In 1965, a group of young architects- inspired by the local Pomo Indians’ belief in “living lightly on the land”- began planning a community where the buildings blend with the terrain and instead of yards, there are “commons”: miles of shared fields, oceanfront and walking trails.
“It’s about experiencing the place rather than following a golf ball or something,” explains Sea Ranch architect Donlyn Lyndon. “One of the things most important about The Sea Ranch is that half of the land is held in commons. When you get a deed it describes your property and that you own an indivisible portion of the commons which is to say you can’t sell that, but you are an owner of the commons.”

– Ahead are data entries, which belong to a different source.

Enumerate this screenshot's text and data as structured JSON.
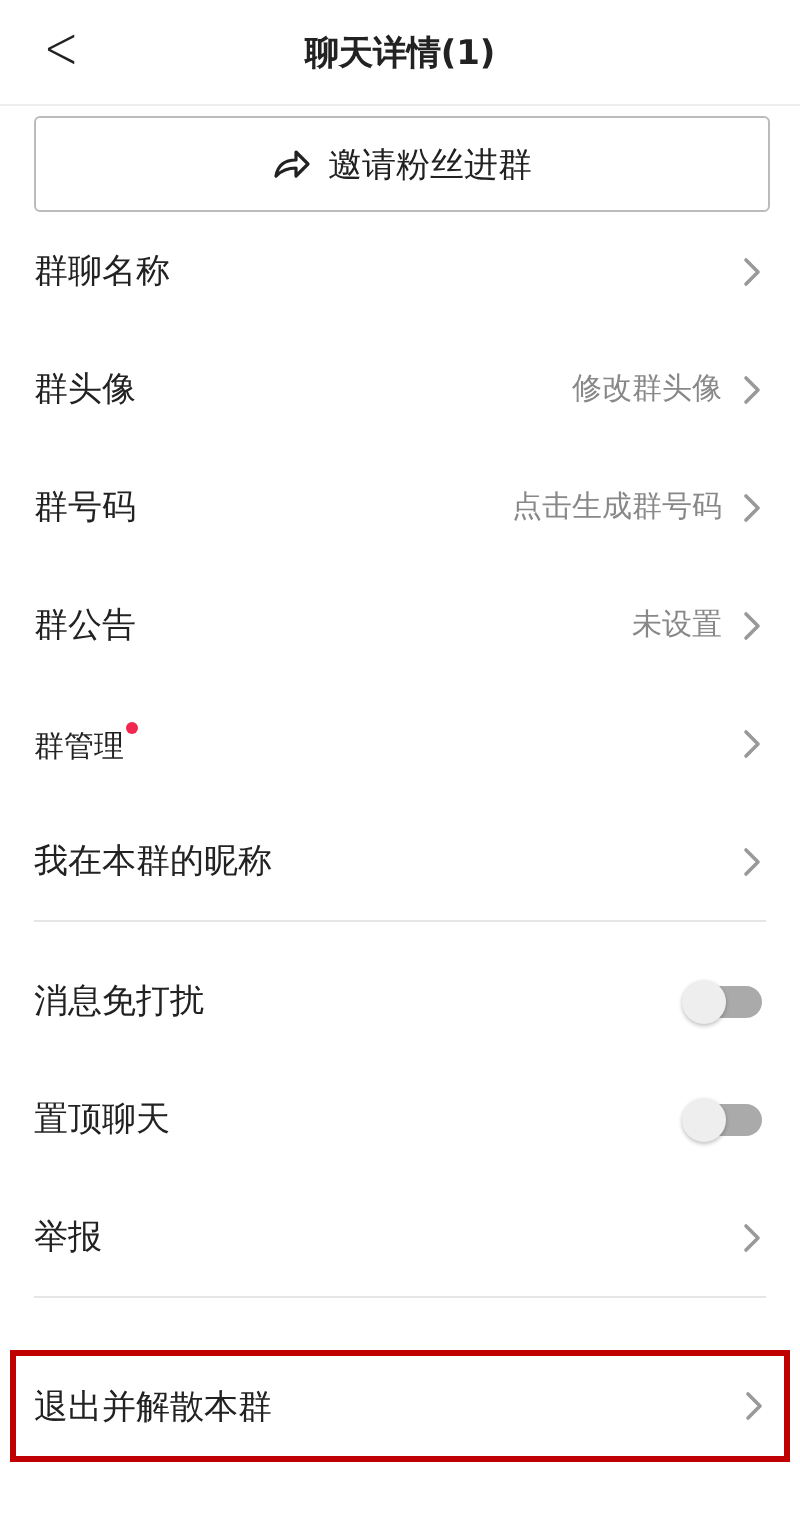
{
  "header": {
    "back": "<",
    "title": "聊天详情(1)"
  },
  "invite_button": {
    "label": "邀请粉丝进群"
  },
  "sections": [
    {
      "rows": [
        {
          "kind": "link",
          "label": "群聊名称"
        },
        {
          "kind": "link",
          "label": "群头像",
          "value": "修改群头像"
        },
        {
          "kind": "link",
          "label": "群号码",
          "value": "点击生成群号码"
        },
        {
          "kind": "link",
          "label": "群公告",
          "value": "未设置"
        },
        {
          "kind": "link",
          "label": "群管理",
          "badge": true,
          "small": true
        },
        {
          "kind": "link",
          "label": "我在本群的昵称"
        }
      ]
    },
    {
      "rows": [
        {
          "kind": "toggle",
          "label": "消息免打扰",
          "on": false
        },
        {
          "kind": "toggle",
          "label": "置顶聊天",
          "on": false
        },
        {
          "kind": "link",
          "label": "举报"
        }
      ]
    },
    {
      "rows": [
        {
          "kind": "link",
          "label": "退出并解散本群",
          "highlighted": true
        }
      ]
    }
  ]
}
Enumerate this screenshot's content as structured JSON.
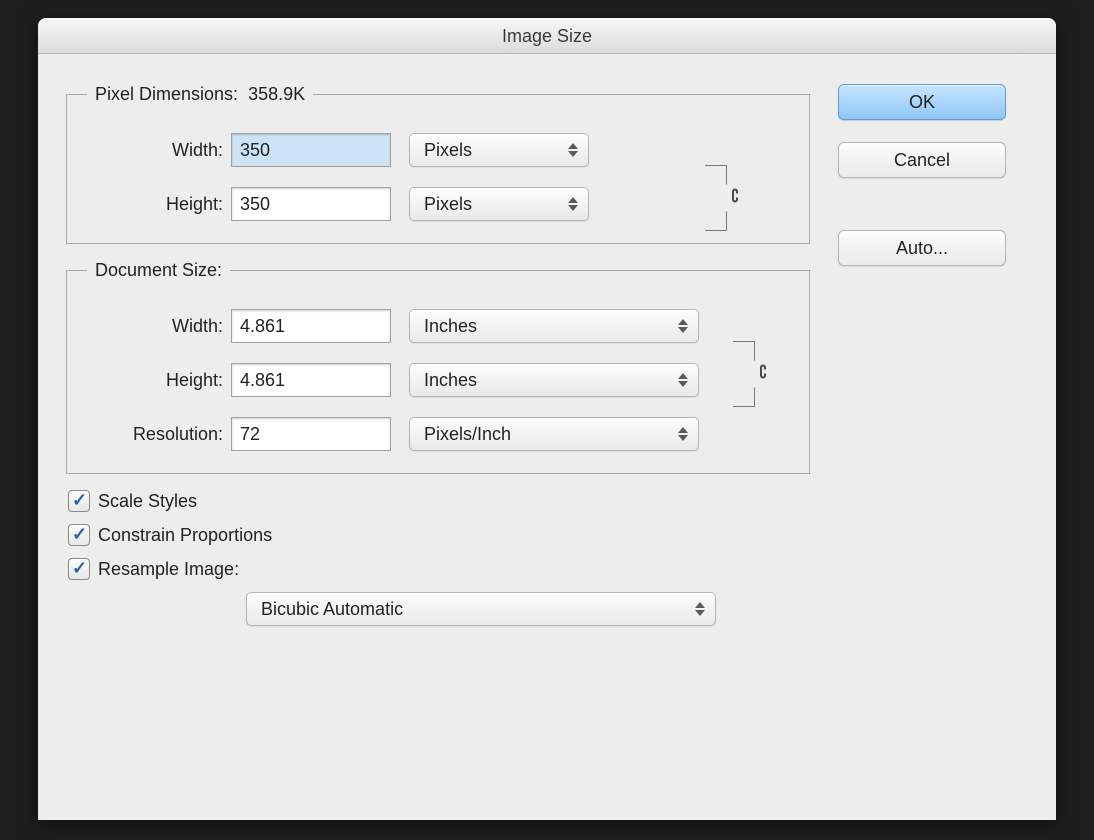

Located two and a half hours north of San Francisco, The Sea Ranch covers 10 miles of rugged coastline. To preserve the coast for the community, the homes are built at least 100 feet from the cliff leaving room for a bluff trail (with public access points) along the entire stretch.
The weathered wooden houses are inspired by the local barns and according to original promo materials “strong without being assertive, simple without being plain.” There are no lawns (only native flora), no mailboxes, no streetlights, and cars must be hidden from view.
One of the original architects Donlyn Lyndon gave us a tour of the commons, his home and a new build of concrete and Cor-Ten steel that remains in the Sea Ranch spirit with its natural weathering and design reflective of its surroundings.